Execution time: 797.346 ms for 71 hits.

OK, but can we do better? Yes, by using a more selective restriction, like the lower and upper bounds of the m/z values of the spectra, index the column and add it to the query. These can easily be obtained by min(m/z)and max(m/z) and then be stored in a numrange column. Since the spectral contrast angle requires the m/z values of the peaks of the compared spectra to be equal, this again is a safe restriction.

select id from spectrum, round(spectral_contrast('[{"m/z":144.1150218,"intensity":0.908209840784744},{"m/z":145.118459841064,"intensity":0.0841924148716925}]'::json, id),2) as spectral_contrast where spectral_contrast = 1.0 and mzrange = numrange(144.1150218,145.118459841064,'[]');

Execution time: 35.128 ms for 71 hits.

About 534 times faster.

Using a range type instead of storing the lower and upper bound in discrete columns gives more flexibility when querying with other criteria, like the Tanimoto index. Then, PostgreSQL's range operators, like &&  (overlap), might come in handy.

Monday, February 9, 2015

Finding mass spectra with PostgreSQL: Spectra as function arguments

If the spectra are represented as tables/recordets, like in my last posts on the topic, the question arises how to use a table as an argument to a function in PostgreSQL without creating a custom datatype or using temporary tables.

1. As one dimensional array of m/z values followed by the corresponding peak values.
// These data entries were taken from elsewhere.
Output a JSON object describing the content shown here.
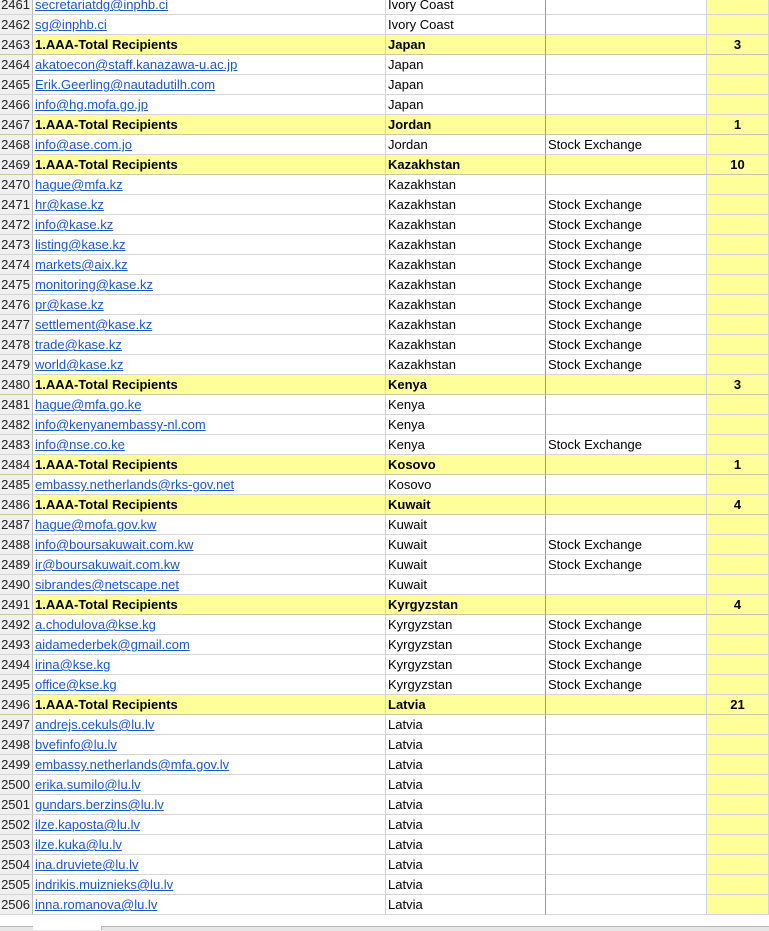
{
  "rows": [
    {
      "n": "2461",
      "email": "secretariatdg@inphb.ci",
      "country": "Ivory Coast",
      "type": "",
      "count": "",
      "total": false
    },
    {
      "n": "2462",
      "email": "sg@inphb.ci",
      "country": "Ivory Coast",
      "type": "",
      "count": "",
      "total": false
    },
    {
      "n": "2463",
      "email": "1.AAA-Total Recipients",
      "country": "Japan",
      "type": "",
      "count": "3",
      "total": true
    },
    {
      "n": "2464",
      "email": "akatoecon@staff.kanazawa-u.ac.jp",
      "country": "Japan",
      "type": "",
      "count": "",
      "total": false
    },
    {
      "n": "2465",
      "email": "Erik.Geerling@nautadutilh.com",
      "country": "Japan",
      "type": "",
      "count": "",
      "total": false
    },
    {
      "n": "2466",
      "email": "info@hg.mofa.go.jp",
      "country": "Japan",
      "type": "",
      "count": "",
      "total": false
    },
    {
      "n": "2467",
      "email": "1.AAA-Total Recipients",
      "country": "Jordan",
      "type": "",
      "count": "1",
      "total": true
    },
    {
      "n": "2468",
      "email": "info@ase.com.jo",
      "country": "Jordan",
      "type": "Stock Exchange",
      "count": "",
      "total": false
    },
    {
      "n": "2469",
      "email": "1.AAA-Total Recipients",
      "country": "Kazakhstan",
      "type": "",
      "count": "10",
      "total": true
    },
    {
      "n": "2470",
      "email": "hague@mfa.kz",
      "country": "Kazakhstan",
      "type": "",
      "count": "",
      "total": false
    },
    {
      "n": "2471",
      "email": "hr@kase.kz",
      "country": "Kazakhstan",
      "type": "Stock Exchange",
      "count": "",
      "total": false
    },
    {
      "n": "2472",
      "email": "info@kase.kz",
      "country": "Kazakhstan",
      "type": "Stock Exchange",
      "count": "",
      "total": false
    },
    {
      "n": "2473",
      "email": "listing@kase.kz",
      "country": "Kazakhstan",
      "type": "Stock Exchange",
      "count": "",
      "total": false
    },
    {
      "n": "2474",
      "email": "markets@aix.kz",
      "country": "Kazakhstan",
      "type": "Stock Exchange",
      "count": "",
      "total": false
    },
    {
      "n": "2475",
      "email": "monitoring@kase.kz",
      "country": "Kazakhstan",
      "type": "Stock Exchange",
      "count": "",
      "total": false
    },
    {
      "n": "2476",
      "email": "pr@kase.kz",
      "country": "Kazakhstan",
      "type": "Stock Exchange",
      "count": "",
      "total": false
    },
    {
      "n": "2477",
      "email": "settlement@kase.kz",
      "country": "Kazakhstan",
      "type": "Stock Exchange",
      "count": "",
      "total": false
    },
    {
      "n": "2478",
      "email": "trade@kase.kz",
      "country": "Kazakhstan",
      "type": "Stock Exchange",
      "count": "",
      "total": false
    },
    {
      "n": "2479",
      "email": "world@kase.kz",
      "country": "Kazakhstan",
      "type": "Stock Exchange",
      "count": "",
      "total": false
    },
    {
      "n": "2480",
      "email": "1.AAA-Total Recipients",
      "country": "Kenya",
      "type": "",
      "count": "3",
      "total": true
    },
    {
      "n": "2481",
      "email": "hague@mfa.go.ke",
      "country": "Kenya",
      "type": "",
      "count": "",
      "total": false
    },
    {
      "n": "2482",
      "email": "info@kenyanembassy-nl.com",
      "country": "Kenya",
      "type": "",
      "count": "",
      "total": false
    },
    {
      "n": "2483",
      "email": "info@nse.co.ke",
      "country": "Kenya",
      "type": "Stock Exchange",
      "count": "",
      "total": false
    },
    {
      "n": "2484",
      "email": "1.AAA-Total Recipients",
      "country": "Kosovo",
      "type": "",
      "count": "1",
      "total": true
    },
    {
      "n": "2485",
      "email": "embassy.netherlands@rks-gov.net",
      "country": "Kosovo",
      "type": "",
      "count": "",
      "total": false
    },
    {
      "n": "2486",
      "email": "1.AAA-Total Recipients",
      "country": "Kuwait",
      "type": "",
      "count": "4",
      "total": true
    },
    {
      "n": "2487",
      "email": "hague@mofa.gov.kw",
      "country": "Kuwait",
      "type": "",
      "count": "",
      "total": false
    },
    {
      "n": "2488",
      "email": "info@boursakuwait.com.kw",
      "country": "Kuwait",
      "type": "Stock Exchange",
      "count": "",
      "total": false
    },
    {
      "n": "2489",
      "email": "ir@boursakuwait.com.kw",
      "country": "Kuwait",
      "type": "Stock Exchange",
      "count": "",
      "total": false
    },
    {
      "n": "2490",
      "email": "sibrandes@netscape.net",
      "country": "Kuwait",
      "type": "",
      "count": "",
      "total": false
    },
    {
      "n": "2491",
      "email": "1.AAA-Total Recipients",
      "country": "Kyrgyzstan",
      "type": "",
      "count": "4",
      "total": true
    },
    {
      "n": "2492",
      "email": "a.chodulova@kse.kg",
      "country": "Kyrgyzstan",
      "type": "Stock Exchange",
      "count": "",
      "total": false
    },
    {
      "n": "2493",
      "email": "aidamederbek@gmail.com",
      "country": "Kyrgyzstan",
      "type": "Stock Exchange",
      "count": "",
      "total": false
    },
    {
      "n": "2494",
      "email": "irina@kse.kg",
      "country": "Kyrgyzstan",
      "type": "Stock Exchange",
      "count": "",
      "total": false
    },
    {
      "n": "2495",
      "email": "office@kse.kg",
      "country": "Kyrgyzstan",
      "type": "Stock Exchange",
      "count": "",
      "total": false
    },
    {
      "n": "2496",
      "email": "1.AAA-Total Recipients",
      "country": "Latvia",
      "type": "",
      "count": "21",
      "total": true
    },
    {
      "n": "2497",
      "email": "andrejs.cekuls@lu.lv",
      "country": "Latvia",
      "type": "",
      "count": "",
      "total": false
    },
    {
      "n": "2498",
      "email": "bvefinfo@lu.lv",
      "country": "Latvia",
      "type": "",
      "count": "",
      "total": false
    },
    {
      "n": "2499",
      "email": "embassy.netherlands@mfa.gov.lv",
      "country": "Latvia",
      "type": "",
      "count": "",
      "total": false
    },
    {
      "n": "2500",
      "email": "erika.sumilo@lu.lv",
      "country": "Latvia",
      "type": "",
      "count": "",
      "total": false
    },
    {
      "n": "2501",
      "email": "gundars.berzins@lu.lv",
      "country": "Latvia",
      "type": "",
      "count": "",
      "total": false
    },
    {
      "n": "2502",
      "email": "ilze.kaposta@lu.lv",
      "country": "Latvia",
      "type": "",
      "count": "",
      "total": false
    },
    {
      "n": "2503",
      "email": "ilze.kuka@lu.lv",
      "country": "Latvia",
      "type": "",
      "count": "",
      "total": false
    },
    {
      "n": "2504",
      "email": "ina.druviete@lu.lv",
      "country": "Latvia",
      "type": "",
      "count": "",
      "total": false
    },
    {
      "n": "2505",
      "email": "indrikis.muiznieks@lu.lv",
      "country": "Latvia",
      "type": "",
      "count": "",
      "total": false
    },
    {
      "n": "2506",
      "email": "inna.romanova@lu.lv",
      "country": "Latvia",
      "type": "",
      "count": "",
      "total": false
    }
  ]
}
The array can then be cut in half and unnested inside the function into a set of records:

select unnest(sdarr[1:1]) as "m/z", unnest(sdarr[2:2]) as intensity from ...;

2. As two dimensional array of m/z values and their corresponding peak values. The partial arrays can then be unnested inside the function into a set of records:

select unnest(tdarray[1:3]) as "m/z", unnest(tdarray[4:6]) as intensity from ...;

3. As JSON of m/z values and their corresponding peak values. The JSON can then be converted inside the function into a set of records:
 
select * from json_to_recordset( '[{"m/z":1.0,"intensity":2.2},{"m/z":3.3,"intensity":4.8}]') as x("m/z" double precision, intensity double precision);

All statements above generate a recordset like:

m/z    intensity
1.0    2.2
3.3    4.8
...    ...

In an application, I'd go with JSON, since it has the most understandable structure for a developer against this API and it does not require fiddling around with array support functions of the driver, e.g. like createArrayOf() in JDBC.